A complete freedom to operate analysis is only effective if the final proposed product is known. If you are uncertain regarding the components in a proposed product, a landscape search can be used to determine if the field is crowded, and identify likely competitors and/or potential licensees.

3) Confirm that maintenance fees were timely paid. In the U.S., maintenance fees are due every four years after a patent grants for up to a total of 12 years (i.e., three total payments). If a maintenance fee is not timely paid, it can still be paid with an additional surcharge for up to six months. If the maintenance fee is not paid by the surcharge deadline, then the patent expires. However, if the failure to pay was unintentional, the USPTO provides a mechanism to revive the patent that includes payment of the maintenance fee plus additional fees (currently $850 for a small or micro-entity and $1,700 for a large entity) and certain affirmations by the applicant. If the petition is filed within two years of the expiration of the patent, the petition can be filed electronically and is automatically granted. However, the USPTO can request additional information explaining the basis for the missed payment.
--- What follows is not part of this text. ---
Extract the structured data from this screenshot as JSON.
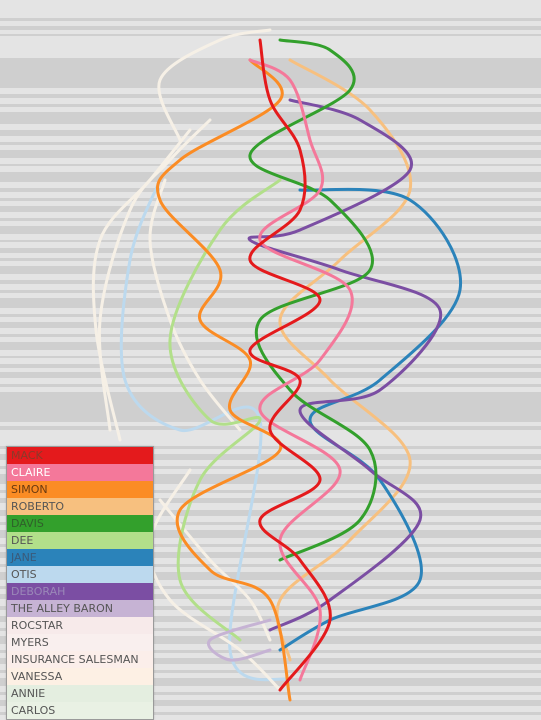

During due diligence, you should check the USPTO’s database to confirm that all relevant maintenance fees were timely paid. If your company will assume responsibility for future maintenance fee payments, you should ensure that these deadlines are added to your docket, or to the docket of your annuity payment service (e.g. CPA, CPI, etc.). The same should be done for all foreign patents and patent applications. For many jurisdictions, annuity fees, which are similar to maintenance fees in non-US countries, are due both while a patent application is pending, and after it grants. In some jurisdictions, such as in Japan, there is no mechanism to revive a patent if it expires due to a missed annuity payment.

Whether the patent due diligence will uncover a significant issue is unpredictable. Therefore communicating with patent counsel early in the negotiations can provide you with greater flexibility to resolve any issue, revise the terms of the agreement, or, if necessary, walk away from the deal before significant investments are made.

This article is for informational purposes and is not intended to constitute legal advice.